Tuesday, August 23, 2016

Look Back

It's been a tremulous year. I think I need to record some of my thoughts and experiences during the period before my memories are completely distorted and rewritten by time.

On Aug 23, 2015, I found myself was thumb-sucking and expecting a major market correction on the next Monday. I was ready to embrace the impact, but the main question I was agonized at was whether the overall market valuation was be too high (SPY P/E ratio 17~18) and whether the global economics, e.g. China, EU, were slowing down or even heading to recession.

My general feeling, completely unscientific, was that economics were still sound. Many people were still living in the traumatic experience of 2008/9, and there were still plenty of fear from the past downturn lingering around. I don't yet see the crazy euphoria of 2000 or 2007. Major companies, especially major tech companies, were very profitable and siting on record piles of cashes.  Even if there was a downturn, it wouldn't be as a free fall as 2008/9. Therefore, when a friend asked what to do tomorrow, my intuition was "buy".

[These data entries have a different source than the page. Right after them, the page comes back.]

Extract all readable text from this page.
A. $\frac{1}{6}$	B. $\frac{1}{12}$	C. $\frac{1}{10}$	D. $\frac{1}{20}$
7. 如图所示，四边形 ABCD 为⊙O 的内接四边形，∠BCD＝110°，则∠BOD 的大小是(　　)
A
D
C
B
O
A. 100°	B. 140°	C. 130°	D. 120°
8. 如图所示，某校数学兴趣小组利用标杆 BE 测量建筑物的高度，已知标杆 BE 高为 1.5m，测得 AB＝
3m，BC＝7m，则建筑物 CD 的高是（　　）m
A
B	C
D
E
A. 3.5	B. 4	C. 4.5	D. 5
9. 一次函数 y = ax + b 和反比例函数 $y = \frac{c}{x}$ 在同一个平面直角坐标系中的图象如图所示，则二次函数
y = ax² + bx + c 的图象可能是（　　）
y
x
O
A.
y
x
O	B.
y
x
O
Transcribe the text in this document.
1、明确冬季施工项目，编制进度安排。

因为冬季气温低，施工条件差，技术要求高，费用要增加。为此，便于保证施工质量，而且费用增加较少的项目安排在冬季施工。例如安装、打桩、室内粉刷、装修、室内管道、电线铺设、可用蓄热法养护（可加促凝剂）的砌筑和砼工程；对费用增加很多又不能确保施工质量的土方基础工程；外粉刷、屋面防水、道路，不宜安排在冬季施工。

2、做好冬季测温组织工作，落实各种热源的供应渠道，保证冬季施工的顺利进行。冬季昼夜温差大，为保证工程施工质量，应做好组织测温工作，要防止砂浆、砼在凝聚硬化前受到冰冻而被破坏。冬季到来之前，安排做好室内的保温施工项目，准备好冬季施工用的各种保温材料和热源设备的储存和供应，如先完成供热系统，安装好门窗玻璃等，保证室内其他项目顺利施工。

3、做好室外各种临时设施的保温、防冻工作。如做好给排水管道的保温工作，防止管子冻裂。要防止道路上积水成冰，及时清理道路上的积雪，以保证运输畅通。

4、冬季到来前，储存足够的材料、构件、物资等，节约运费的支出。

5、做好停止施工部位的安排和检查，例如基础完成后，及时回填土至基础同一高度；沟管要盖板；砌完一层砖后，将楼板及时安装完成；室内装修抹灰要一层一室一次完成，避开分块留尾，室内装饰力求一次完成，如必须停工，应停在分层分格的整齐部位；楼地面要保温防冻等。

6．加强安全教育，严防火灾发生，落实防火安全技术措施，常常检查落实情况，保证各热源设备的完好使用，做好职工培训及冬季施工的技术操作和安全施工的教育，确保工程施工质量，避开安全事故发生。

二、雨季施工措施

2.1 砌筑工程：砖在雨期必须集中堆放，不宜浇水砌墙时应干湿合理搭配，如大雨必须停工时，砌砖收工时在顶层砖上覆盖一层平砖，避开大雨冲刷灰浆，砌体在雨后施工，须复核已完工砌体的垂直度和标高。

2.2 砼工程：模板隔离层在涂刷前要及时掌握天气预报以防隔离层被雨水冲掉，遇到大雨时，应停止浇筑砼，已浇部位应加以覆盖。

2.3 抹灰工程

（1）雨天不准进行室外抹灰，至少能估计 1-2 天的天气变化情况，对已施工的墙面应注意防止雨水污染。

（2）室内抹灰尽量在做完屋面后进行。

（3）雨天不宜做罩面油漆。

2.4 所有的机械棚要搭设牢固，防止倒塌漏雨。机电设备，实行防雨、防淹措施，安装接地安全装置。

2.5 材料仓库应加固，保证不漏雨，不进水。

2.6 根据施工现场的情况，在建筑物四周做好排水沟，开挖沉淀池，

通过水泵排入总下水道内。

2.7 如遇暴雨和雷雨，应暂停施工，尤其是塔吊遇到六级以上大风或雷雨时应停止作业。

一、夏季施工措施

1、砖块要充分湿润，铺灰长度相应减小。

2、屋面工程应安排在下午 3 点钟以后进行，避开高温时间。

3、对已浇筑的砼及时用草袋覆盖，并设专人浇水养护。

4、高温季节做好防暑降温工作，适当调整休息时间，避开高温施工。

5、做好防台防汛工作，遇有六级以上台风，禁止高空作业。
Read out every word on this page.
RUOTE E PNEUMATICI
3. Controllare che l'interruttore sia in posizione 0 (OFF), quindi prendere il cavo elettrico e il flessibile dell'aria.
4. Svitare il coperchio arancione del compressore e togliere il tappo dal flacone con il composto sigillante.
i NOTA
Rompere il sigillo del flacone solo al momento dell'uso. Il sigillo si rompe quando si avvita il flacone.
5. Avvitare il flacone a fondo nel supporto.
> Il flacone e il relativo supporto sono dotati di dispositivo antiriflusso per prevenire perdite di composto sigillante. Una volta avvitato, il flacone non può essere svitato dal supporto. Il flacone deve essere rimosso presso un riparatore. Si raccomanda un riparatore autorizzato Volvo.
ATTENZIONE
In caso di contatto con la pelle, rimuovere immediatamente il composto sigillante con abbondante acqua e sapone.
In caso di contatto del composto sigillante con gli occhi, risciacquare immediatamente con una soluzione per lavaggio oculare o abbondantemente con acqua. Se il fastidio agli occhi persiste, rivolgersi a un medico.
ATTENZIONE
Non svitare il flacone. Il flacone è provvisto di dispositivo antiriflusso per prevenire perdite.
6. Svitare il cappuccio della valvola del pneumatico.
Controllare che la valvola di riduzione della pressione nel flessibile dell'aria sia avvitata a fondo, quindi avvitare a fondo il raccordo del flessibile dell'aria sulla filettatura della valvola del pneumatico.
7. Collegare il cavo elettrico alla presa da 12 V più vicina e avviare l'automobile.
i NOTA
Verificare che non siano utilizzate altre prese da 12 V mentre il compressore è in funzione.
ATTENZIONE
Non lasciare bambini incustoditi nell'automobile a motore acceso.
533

However, I had no idea how bad the market would go before it turned back and how long the winter could last. Whenever I read news and listen to "experts", there were all kinds of explanations for doomsday predictions or confident predictions on how would happen next. Most of them were outright garbages, but some did make subtle arguments I couldn't dismiss easily. The fog was so thick that my mind was a bit clouded and I couldn't really see through it. I was full of fear and self-doubt and was tormented between the thoughts of jumping in right now in afraid of missing opportunities and of waiting for a while in hope of further safety margin. I realized that it's easy to say "buy" and much harder to actually executing "buy" orders.

I managed to buy some at the first dip before the market bounced back briefly by the end of October. The market went even lower in Feb, 2016. I had the fear that this might be the real beginning of a recession, but I also remembered that I was thinking, if the market just had an average return of 7~8% by the end of 2016, I could reap 40~50% if I started to buy. However, I already ran out of cash and I had to buy on margin. I hesitated to buy too much because I was worried at margin calls if the market fell as bad as 2008/9.

It was the first time since 2009 that I made significant trades in response to market fluctuations. Most of trades turn profitable today (Aug 23, 2016, +22% ), but, through the whole period, I was NEVER sure I was making the right calls.

In the past year, concerns over China, oil, Fed's interest rate decision loomed over the horizon. The most dramatic event is Brexit: UK voted to leave EU unexpectedly. The consensus was it's bad for UK and added uncertainty to global economics. The market dived on June 27/28, reminding people of the reminisce of 2008/9 crashes. However, the market bounced back quickly: not only recovering all shocks from Brexit but climbing another 6~7%. It turned out Brexit might be the last chance to enter market at the same level as July, 2014.

One thing bothering me most in the past year and more, is the long term, 5~10 years, perspective of S&P 500.  The current low interest and low inflation environment is unprecedented. It probably won't last forever. I've been following some prominent central bankers and economists closely, but I don't yet see any convincing arguments on how the economics will unfolded itself in the next decade. Perhaps, no one really know. I'm trying to prepare myself over various scenarios: slow and steady growth, rapid growth into bubble territory, or panic triggered by another recession. I'm trying to develop some mental models to identify tell-tale signs of these scenarios so that I can be prepared to deal with them. What worries me most is a prolonged dead economics, S&P just oscillates around 0. I don't think I have the strategy and the temperament to deal with a lost decade like Japan.

Another thing I learned is making profitable trades is very hard. My side bets in the past year returned ~20%, but the performance is still subpar compared to my main leveraged do-nothing strategy, for example, UPRO and TQQQ return 30~40% in the same period. Therefore, even though I managed to initiate ~700K long positions, the gain makes only a small contribution to the return of my total portfolio.